Class Element<T>

  • All Implemented Interfaces:
    Matchable

    public class Element<T>
    extends Object
    implements Matchable

    This class represent the string "value" against which match are run.

    Configurable attributes

    • type - The ElementType for the value. This determines the functions applied at different steps of the match
    • weight - Used in scoring function to increase the Document score for an Element. Default is 1.0 for all elements
    • threshold - Value above which elements are considered a match, default 0.3
    • neighborhoodRange - Relevant for NEAREST_NEIGHBORS MatchType. Defines how close should the value be, to be considered a match (default 0.9)
    • preProcessFunction - Function to pre-process the value. If this is not set, the function defined in ElementType is used
    • tokenizerFunction - Function to break values into tokens. If this is not set, the function defined in ElementType is used
    • matchType - MatchType used.
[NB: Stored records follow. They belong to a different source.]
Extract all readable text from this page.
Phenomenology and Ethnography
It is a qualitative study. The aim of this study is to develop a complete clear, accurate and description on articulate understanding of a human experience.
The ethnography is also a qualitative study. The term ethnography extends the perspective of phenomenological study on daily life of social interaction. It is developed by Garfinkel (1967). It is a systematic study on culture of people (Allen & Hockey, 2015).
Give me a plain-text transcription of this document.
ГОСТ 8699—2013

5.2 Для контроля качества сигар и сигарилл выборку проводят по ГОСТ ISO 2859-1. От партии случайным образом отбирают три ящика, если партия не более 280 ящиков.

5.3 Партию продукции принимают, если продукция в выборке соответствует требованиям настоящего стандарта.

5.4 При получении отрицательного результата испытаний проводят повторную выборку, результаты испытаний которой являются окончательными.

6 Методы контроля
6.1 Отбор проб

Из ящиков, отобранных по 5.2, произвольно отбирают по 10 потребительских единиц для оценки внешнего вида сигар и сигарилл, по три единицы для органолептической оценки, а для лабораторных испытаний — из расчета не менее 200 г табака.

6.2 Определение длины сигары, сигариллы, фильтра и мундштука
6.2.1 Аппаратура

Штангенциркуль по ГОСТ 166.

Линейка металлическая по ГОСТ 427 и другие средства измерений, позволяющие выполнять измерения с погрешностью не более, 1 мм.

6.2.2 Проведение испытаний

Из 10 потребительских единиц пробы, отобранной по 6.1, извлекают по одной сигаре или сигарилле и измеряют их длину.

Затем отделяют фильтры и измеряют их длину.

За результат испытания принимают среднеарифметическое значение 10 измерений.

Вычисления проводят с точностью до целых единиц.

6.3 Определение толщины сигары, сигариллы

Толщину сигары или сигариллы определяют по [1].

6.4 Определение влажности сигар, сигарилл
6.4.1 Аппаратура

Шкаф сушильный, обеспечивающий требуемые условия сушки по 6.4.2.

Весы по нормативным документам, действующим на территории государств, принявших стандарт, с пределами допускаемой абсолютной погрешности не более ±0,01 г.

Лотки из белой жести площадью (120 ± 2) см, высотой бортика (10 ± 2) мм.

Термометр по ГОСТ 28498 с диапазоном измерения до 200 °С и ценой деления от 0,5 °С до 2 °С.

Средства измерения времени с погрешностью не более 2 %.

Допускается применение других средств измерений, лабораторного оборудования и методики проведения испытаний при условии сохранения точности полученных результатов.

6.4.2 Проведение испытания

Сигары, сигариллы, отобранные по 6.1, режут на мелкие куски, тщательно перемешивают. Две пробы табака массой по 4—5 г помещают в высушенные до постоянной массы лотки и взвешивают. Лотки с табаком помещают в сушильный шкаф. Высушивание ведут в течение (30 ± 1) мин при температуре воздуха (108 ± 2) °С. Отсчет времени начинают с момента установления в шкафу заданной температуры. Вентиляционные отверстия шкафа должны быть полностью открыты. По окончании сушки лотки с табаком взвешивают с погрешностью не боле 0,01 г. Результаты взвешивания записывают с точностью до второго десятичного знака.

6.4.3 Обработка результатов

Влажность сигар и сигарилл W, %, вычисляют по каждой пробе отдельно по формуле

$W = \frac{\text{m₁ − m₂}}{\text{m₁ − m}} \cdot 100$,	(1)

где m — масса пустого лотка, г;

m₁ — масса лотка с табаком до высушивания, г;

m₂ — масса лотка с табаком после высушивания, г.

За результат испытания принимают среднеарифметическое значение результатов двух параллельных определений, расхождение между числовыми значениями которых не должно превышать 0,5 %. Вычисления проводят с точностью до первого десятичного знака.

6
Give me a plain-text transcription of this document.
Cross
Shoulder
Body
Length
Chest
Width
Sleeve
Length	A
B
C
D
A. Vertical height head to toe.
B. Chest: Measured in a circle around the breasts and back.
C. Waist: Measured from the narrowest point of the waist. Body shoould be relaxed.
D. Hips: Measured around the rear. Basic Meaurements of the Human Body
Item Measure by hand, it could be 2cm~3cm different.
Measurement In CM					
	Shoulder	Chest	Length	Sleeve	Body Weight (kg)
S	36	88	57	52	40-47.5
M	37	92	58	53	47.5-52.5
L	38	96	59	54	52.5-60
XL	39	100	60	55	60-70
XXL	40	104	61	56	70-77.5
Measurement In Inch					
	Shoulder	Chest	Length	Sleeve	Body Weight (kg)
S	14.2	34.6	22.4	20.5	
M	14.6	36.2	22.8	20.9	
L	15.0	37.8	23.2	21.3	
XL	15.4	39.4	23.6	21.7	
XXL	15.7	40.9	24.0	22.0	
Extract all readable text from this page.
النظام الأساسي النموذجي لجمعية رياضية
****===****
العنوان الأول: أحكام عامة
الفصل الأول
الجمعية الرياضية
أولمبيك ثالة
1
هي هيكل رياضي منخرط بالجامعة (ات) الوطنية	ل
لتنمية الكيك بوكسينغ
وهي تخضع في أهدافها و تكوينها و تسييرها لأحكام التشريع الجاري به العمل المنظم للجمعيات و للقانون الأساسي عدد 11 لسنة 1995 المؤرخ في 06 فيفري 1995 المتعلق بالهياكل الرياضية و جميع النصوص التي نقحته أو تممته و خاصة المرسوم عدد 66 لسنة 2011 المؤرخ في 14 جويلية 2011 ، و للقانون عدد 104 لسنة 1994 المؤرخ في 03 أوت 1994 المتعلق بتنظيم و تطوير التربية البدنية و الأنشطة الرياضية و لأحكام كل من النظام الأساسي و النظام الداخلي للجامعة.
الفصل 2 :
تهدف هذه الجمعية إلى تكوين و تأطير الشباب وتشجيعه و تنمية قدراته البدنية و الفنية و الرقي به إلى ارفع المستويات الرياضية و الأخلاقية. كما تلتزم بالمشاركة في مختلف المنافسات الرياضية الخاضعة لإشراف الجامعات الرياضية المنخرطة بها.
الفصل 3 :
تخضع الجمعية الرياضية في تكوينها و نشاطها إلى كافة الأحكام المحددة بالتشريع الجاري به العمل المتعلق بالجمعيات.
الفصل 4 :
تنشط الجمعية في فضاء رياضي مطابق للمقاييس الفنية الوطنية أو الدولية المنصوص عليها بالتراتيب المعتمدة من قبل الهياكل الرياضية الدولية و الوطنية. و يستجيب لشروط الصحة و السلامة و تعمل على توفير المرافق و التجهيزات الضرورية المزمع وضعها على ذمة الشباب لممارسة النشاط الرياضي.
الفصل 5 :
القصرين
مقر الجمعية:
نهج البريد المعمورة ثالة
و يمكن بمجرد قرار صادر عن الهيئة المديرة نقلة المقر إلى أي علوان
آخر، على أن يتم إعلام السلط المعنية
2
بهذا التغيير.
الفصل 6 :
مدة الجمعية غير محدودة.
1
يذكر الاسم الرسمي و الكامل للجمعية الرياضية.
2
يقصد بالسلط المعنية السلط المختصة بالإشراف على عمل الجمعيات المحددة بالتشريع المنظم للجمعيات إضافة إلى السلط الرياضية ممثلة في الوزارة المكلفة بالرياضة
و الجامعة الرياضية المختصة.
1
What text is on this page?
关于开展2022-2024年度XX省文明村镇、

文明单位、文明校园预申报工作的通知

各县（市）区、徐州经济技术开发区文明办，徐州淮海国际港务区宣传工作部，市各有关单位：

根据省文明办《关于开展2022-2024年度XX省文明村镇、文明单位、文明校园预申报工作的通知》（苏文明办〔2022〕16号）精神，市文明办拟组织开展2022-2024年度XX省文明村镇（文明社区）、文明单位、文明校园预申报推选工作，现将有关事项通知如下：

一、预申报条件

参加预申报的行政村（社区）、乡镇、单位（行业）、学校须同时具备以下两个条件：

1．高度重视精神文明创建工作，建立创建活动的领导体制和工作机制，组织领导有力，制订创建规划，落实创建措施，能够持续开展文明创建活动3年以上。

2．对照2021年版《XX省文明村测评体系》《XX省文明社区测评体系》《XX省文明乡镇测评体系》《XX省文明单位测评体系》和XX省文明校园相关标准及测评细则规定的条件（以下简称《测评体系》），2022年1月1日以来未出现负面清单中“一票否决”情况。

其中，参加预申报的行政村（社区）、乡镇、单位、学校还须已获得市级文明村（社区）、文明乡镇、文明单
If this is not set, the type defined in ElementType is used
    • Constructor Detail

      • Element

        public Element​(ElementType type,
                       String variance,
                       T value,
                       double weight,
                       double threshold,
                       double neighborhoodRange,
                       java.util.function.Function<T,​T> preProcessFunction,
                       java.util.function.Function<Element<T>,​java.util.stream.Stream<Token>> tokenizerFunction,
                       MatchType matchType)
    • Method Detail

      • getValue

        public T getValue()
      • getThreshold

        public double getThreshold()
      • getNeighborhoodRange

        public double getNeighborhoodRange()
      • getDocument

        public Document getDocument()
      • setDocument

        public void setDocument​(Document document)
      • setPreProcessedValue

        public void setPreProcessedValue​(T preProcessedValue)
      • getPreProcessFunction

        public java.util.function.Function<T,​T> getPreProcessFunction()
      • getPreProcessedValue

        public T getPreProcessedValue()
      • getTokenizerFunction

        public java.util.function.Function<Element<T>,​java.util.stream.Stream<Token>> getTokenizerFunction()
      • getMatchType

        public MatchType getMatchType()
      • getScore

        public double getScore​(Integer matchingCount,
                               Element other)
      • getChildCount

        public long getChildCount​(Matchable other)
        This gets the Max number of tokens present between matching Elements. For Elements that do not have a balanced set of tokens, it can push the score down.
        Specified by:
        getChildCount in interface Matchable
      • hashCode

        public int hashCode()
        Overrides:
        hashCode in class Object